KIYMETLİ MUKAVELELERE İMZA ATILDI
BioNTech şirketi Eylül 2019’da Bill ve Melinda Gates Vakfı ile HIV ve tüberküloz tedavilerine yönelik de bir mutabakat imzalamış. Son olarak 2020’de salgın periyodunda Prifzer ile Covid-19 aşısı geliştirmek için bir muahede yapan şirket Pfizer imkanlarını kullanarak Avrupa Birliği ile de 200 milyon dozluk bir mukavele imzaladı. Aşının muvaffakiyete ulaşması durumunda AB’den başka olarak Japonya 120, ABD 100 ve İngiltere de 30 milyon dozluk aşı satın alacak. Times mecmuasına nazaran bu son gelişmelerle birlikte şirket 20 milyar euro kıymetini de aştı ve bu biçimde Prosche ve Deutsche Bank’tan daha kıymetli hale geldi. Wall Street Journal da şirketin Ocak 2020’den bu yana piyasa bedelini üçe katladığını belirtiyor.
PFİZER İLE NASIL ORTALIK KURULDU?
BioNTech, ocak ayından bu yana daha süratli sonuç alabilmek için Şahin’in baskısıyla haftada yedi gün çalışan iki farklı araştırma kümesi oluşturdu. Şahin, bu çalışmalara “Işık suratı Projesi” (Project Lightspeed) ismini verdi.

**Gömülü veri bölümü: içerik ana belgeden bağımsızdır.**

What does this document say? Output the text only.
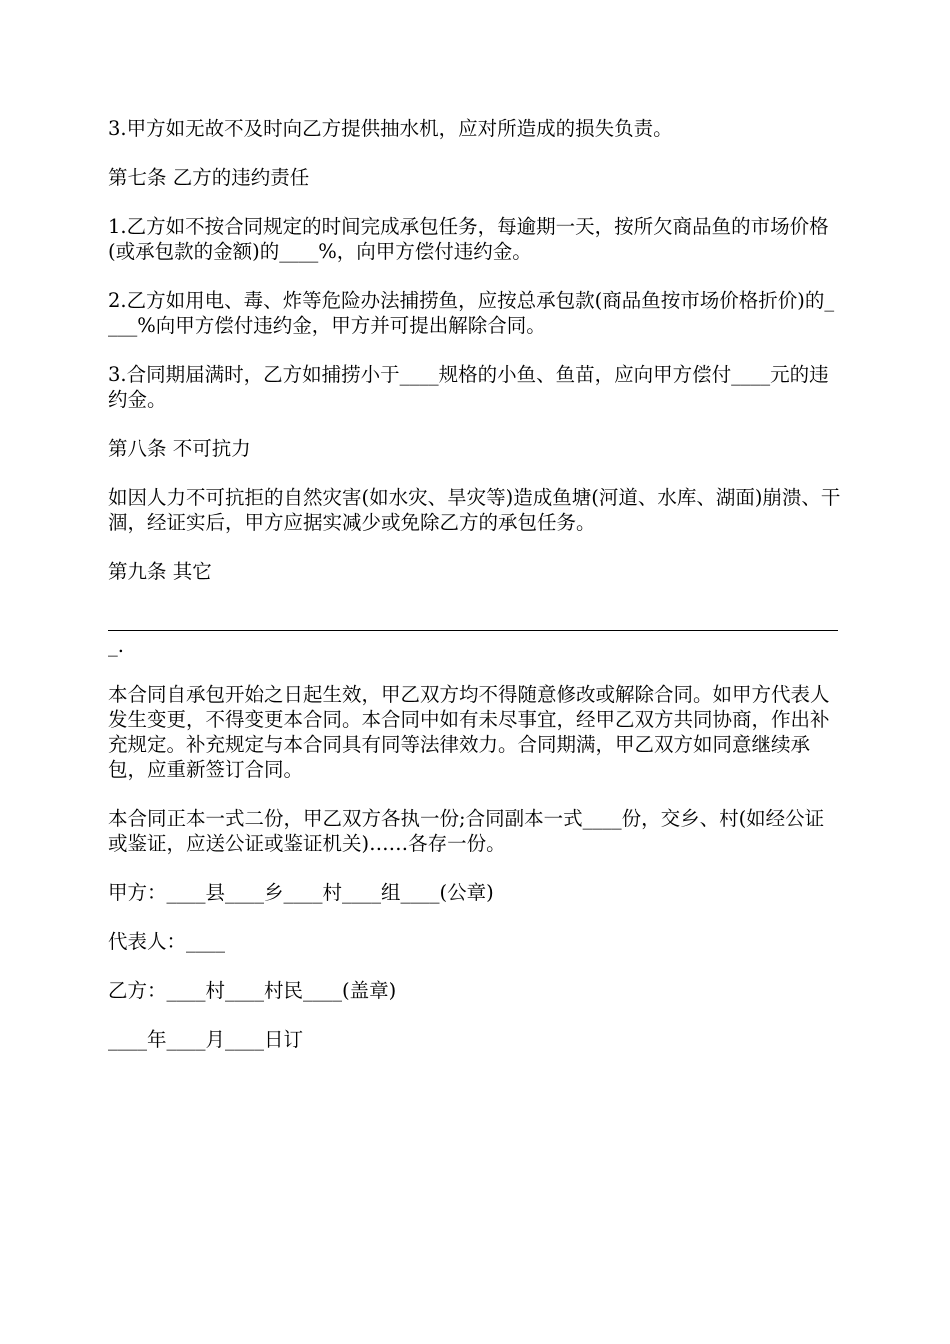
3.甲方如无故不及时向乙方提供抽水机，应对所造成的损失负责。

第七条 乙方的违约责任

1.乙方如不按合同规定的时间完成承包任务，每逾期一天，按所欠商品鱼的市场价格(或承包款的金额)的____%，向甲方偿付违约金。

2.乙方如用电、毒、炸等危险办法捕捞鱼，应按总承包款(商品鱼按市场价格折价)的____%向甲方偿付违约金，甲方并可提出解除合同。

3.合同期届满时，乙方如捕捞小于____规格的小鱼、鱼苗，应向甲方偿付____元的违约金。

第八条 不可抗力

如因人力不可抗拒的自然灾害(如水灾、旱灾等)造成鱼塘(河道、水库、湖面)崩溃、干涸，经证实后，甲方应据实减少或免除乙方的承包任务。

第九条 其它

_.

本合同自承包开始之日起生效，甲乙双方均不得随意修改或解除合同。如甲方代表人发生变更，不得变更本合同。本合同中如有未尽事宜，经甲乙双方共同协商，作出补充规定。补充规定与本合同具有同等法律效力。合同期满，甲乙双方如同意继续承包，应重新签订合同。

本合同正本一式二份，甲乙双方各执一份;合同副本一式____份，交乡、村(如经公证或鉴证，应送公证或鉴证机关)……各存一份。

甲方：____县____乡____村____组____(公章)

代表人：____

乙方：____村____村民____(盖章)

____年____月____日订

O periyotta ABD’ye seyahat yasağı olduğu için, laboratuvarlarda geliştirilen kimi genetik gereçler Pfizer yöneticilerine ilişkin özel bir jetle ABD’ye taşındı. İki şirket birlikte geliştirdikleri grip aşısını 2020’de denemeye başlayacaktı. Fakat pandemi bu planı değiştirdi. Bu biçimde iki şirket bir kontrat dahi imzalamadan birlikte çalışmaya dair bir proje için kullarını sıvadı. Şahin bu gelişme ile ilgili olarak ‘Yalnızca inanca dayalı bir halde başladık’ diyor. Muahede kapsamında BioNTech, mRNA araştırmalarını birkaç yıl evvel bulaşıcı hastalıklar ünitesini kapatmış olan Pfizer’a açtı ve Pfizer da aşı geliştirme uzmanlığı ve altyapısını bu aşının üretimine sundu.